JLD, 12 décembre 2024 — 24/01197

Maintien de la mesure de soins psychiatriques Cour de cassation — JLD

Texte intégral

TRIBUNAL JUDICIAIRE DE BOURG EN BRESSE

ORDONNANCE

N° RG 24/01197 - N° Portalis DBWH-W-B7I-G5QQ

N° Minute :

Nous, Estelle GIOVANNANGELI, juge placé au tribunal judiciaire de BOURG EN BRESSE, assistée de Emilie BOUCHARD, greffier, en présence de [V] [N], greffier stagiaire

Vu la décision d’admission en soins psychiatriques contraints prise par le directeur du Centre Psychothérapique de [2] en date du 03 décembre 2024,

Concernant :

Madame [E] [I] née le 19 Février 1987 à [Localité 3]

actuellement hospitalisée au Centre Psychothérapique de [2] ;

Vu la saisine en date du 09 Décembre 2024, du Directeur du Centre Psychothérapique de [2] et les pièces jointes à la saisine ;

Vu les avis d’audience adressés, avec la requête, le 10 décembre 2024 à :

- Madame [E] [I] Rep/assistant : Me Odette AMADO DE FRIAS CORREIA, avocat au barreau de l’Ain, - Monsieur LE DIRECTEUR DU [2] - Madame LE PROCUREUR DE LA REPUBLIQUE

Vu l’avis du procureur de la République en date du 11 décembre 2024 ;

Après avoir entendu, dans les locaux spécialement aménagés du Centre Psychothérapique de [2] en audience publique :

- Madame [E] [I] assistée de Me Odette AMADO DE FRIAS CORREIA, avocat au barreau de l’Ain, désigné d’office ;

* * *

La patiente, âgée de 37 ans, a été hospitalisée le 03 décembre 2024 à 15h00 selon la procédure de péril imminent

A l'audience, la patiente déclare avoir été hospitalisée parce que elle a « pété un câble » à la mairie pour sa demande de logement.
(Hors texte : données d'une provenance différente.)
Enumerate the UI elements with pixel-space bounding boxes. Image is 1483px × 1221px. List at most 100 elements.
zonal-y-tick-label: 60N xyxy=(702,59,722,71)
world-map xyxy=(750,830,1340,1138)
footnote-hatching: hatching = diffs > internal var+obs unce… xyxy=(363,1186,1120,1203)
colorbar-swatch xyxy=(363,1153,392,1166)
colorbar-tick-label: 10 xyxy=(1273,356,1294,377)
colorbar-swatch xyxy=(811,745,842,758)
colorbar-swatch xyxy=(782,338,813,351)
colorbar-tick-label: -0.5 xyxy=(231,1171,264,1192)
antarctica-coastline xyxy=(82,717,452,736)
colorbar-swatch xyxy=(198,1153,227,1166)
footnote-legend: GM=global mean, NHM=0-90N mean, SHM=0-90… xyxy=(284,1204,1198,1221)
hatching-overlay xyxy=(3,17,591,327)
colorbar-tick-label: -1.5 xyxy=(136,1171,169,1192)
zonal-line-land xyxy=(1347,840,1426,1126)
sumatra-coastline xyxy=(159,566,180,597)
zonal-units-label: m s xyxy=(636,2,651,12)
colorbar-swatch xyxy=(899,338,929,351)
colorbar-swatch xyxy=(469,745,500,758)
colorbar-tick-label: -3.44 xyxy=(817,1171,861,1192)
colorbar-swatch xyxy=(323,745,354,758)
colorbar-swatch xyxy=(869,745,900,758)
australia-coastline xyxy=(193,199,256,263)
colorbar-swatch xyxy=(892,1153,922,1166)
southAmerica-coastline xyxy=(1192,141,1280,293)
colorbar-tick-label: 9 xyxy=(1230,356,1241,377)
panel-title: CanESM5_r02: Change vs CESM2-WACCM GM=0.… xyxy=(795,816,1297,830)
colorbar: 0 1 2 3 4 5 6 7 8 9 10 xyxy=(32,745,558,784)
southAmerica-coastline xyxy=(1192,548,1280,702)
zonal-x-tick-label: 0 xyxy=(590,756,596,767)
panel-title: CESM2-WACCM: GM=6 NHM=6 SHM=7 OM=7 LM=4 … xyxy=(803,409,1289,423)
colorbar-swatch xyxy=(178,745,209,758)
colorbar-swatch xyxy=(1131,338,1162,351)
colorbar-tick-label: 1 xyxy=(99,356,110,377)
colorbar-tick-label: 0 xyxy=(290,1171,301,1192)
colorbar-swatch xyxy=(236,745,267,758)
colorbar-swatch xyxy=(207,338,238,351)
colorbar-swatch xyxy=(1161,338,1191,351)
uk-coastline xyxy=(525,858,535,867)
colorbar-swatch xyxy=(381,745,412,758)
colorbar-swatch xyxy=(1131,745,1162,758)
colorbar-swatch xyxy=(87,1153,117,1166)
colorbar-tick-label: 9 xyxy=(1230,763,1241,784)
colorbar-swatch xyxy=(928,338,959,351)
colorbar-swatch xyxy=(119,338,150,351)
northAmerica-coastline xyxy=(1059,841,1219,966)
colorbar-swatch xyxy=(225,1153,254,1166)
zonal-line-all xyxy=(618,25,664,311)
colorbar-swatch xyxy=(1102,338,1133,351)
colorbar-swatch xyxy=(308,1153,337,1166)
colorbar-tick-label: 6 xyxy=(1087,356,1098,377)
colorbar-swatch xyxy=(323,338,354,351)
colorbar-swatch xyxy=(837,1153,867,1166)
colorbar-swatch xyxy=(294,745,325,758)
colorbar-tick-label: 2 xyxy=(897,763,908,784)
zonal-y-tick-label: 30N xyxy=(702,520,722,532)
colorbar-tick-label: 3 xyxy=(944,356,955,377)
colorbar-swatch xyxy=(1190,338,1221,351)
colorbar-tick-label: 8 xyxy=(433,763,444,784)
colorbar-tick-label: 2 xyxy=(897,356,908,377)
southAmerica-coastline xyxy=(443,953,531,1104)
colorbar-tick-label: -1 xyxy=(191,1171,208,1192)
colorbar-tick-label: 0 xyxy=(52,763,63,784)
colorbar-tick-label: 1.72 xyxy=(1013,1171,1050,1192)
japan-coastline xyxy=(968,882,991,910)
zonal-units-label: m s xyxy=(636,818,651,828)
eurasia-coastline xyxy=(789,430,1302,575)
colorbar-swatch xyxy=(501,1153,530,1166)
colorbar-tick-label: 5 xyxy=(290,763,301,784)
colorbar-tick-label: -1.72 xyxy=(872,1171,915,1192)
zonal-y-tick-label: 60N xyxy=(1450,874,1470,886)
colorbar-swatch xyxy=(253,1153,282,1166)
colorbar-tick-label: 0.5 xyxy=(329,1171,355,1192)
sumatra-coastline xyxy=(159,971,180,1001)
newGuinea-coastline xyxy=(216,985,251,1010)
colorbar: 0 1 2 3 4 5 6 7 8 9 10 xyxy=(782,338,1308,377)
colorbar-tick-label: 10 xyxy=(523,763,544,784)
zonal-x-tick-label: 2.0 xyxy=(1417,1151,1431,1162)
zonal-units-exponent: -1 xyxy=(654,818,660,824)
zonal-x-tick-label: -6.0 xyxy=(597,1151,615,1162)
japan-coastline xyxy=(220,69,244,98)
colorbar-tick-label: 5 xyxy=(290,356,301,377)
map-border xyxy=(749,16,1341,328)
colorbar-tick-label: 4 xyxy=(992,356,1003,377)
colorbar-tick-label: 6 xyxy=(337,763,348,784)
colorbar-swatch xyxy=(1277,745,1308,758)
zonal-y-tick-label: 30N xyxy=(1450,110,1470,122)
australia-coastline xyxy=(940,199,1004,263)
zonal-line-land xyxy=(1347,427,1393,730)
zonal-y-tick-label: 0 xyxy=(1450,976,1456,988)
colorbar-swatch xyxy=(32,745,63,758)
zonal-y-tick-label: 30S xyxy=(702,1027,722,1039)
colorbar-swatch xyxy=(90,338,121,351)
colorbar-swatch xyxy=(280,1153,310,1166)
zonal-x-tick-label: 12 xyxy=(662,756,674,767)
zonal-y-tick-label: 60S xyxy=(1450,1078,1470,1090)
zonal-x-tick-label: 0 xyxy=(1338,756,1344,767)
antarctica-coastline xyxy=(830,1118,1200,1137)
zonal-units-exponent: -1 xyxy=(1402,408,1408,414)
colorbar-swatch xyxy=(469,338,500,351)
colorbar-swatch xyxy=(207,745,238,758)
Elle indique avoir été amenée par les pompiers. Elle admet qu’elle avait arrêté le traitement depuis plusieurs jours car elle se sentait mieux et qu’elle voulait qu’on lui baisse. Elle précise que le traitement qu’elle prend en plus la « shoote ». Elle déclare qu’à la fois elle se sent plus apaisée, et qu’à la fois elle n’a pas le moral. Elle aimerait ne pas rester trop longtemps et pouvoir faire quelque chose de sa journée. Elle ajoute enfin qu’elle ne se sent pas vraiment malade même si elle peut comprendre qu’on le pense et que si ça ne tenait qu’à elle, elle serait sortie.

Son Conseil n’a pas d’observation sur la procédure ni sur le bien-fondé des décisions administratives.

I. Sur la régularité de la décision administrative

La procédure est donc régulière en la forme et n’appelle pas d’observation.

II – Sur le bien-fondé de l'hospitalisation sous contrainte à temps complet :

[E] [I] fait l’objet d’une hospitalisation sans consentement depuis le 03 décembre 2024, selon la procédure de péril imminent. Il résulte du certificat médical initial que l’admission est intervenue dans un contexte d’hétéro-agressivité suite à une rupture de soins chez une personne schizophrène entraînant un délire de persécution et des mises en danger. A l’évidence, ces troubles constituent un péril imminent pour la santé du patient. Les certificats successifs précisent que les troubles du jugement (déficience intellectuelle compliquant la pathologie) qu’elle présente ne permettent pas de consentir aux soins de manière éclairée.

Dans son avis motivé du 10 décembre 2024, le Docteur [D] décrit une patiente calme présentant un discours désorganisé et une logorrhée empreinte d’éléments délirants de persécution. Le médecin relève que la patiente est méfiante envers les soins et traitements et n’est pas en mesure de consentir à l’hospitalisation toujours nécessaire.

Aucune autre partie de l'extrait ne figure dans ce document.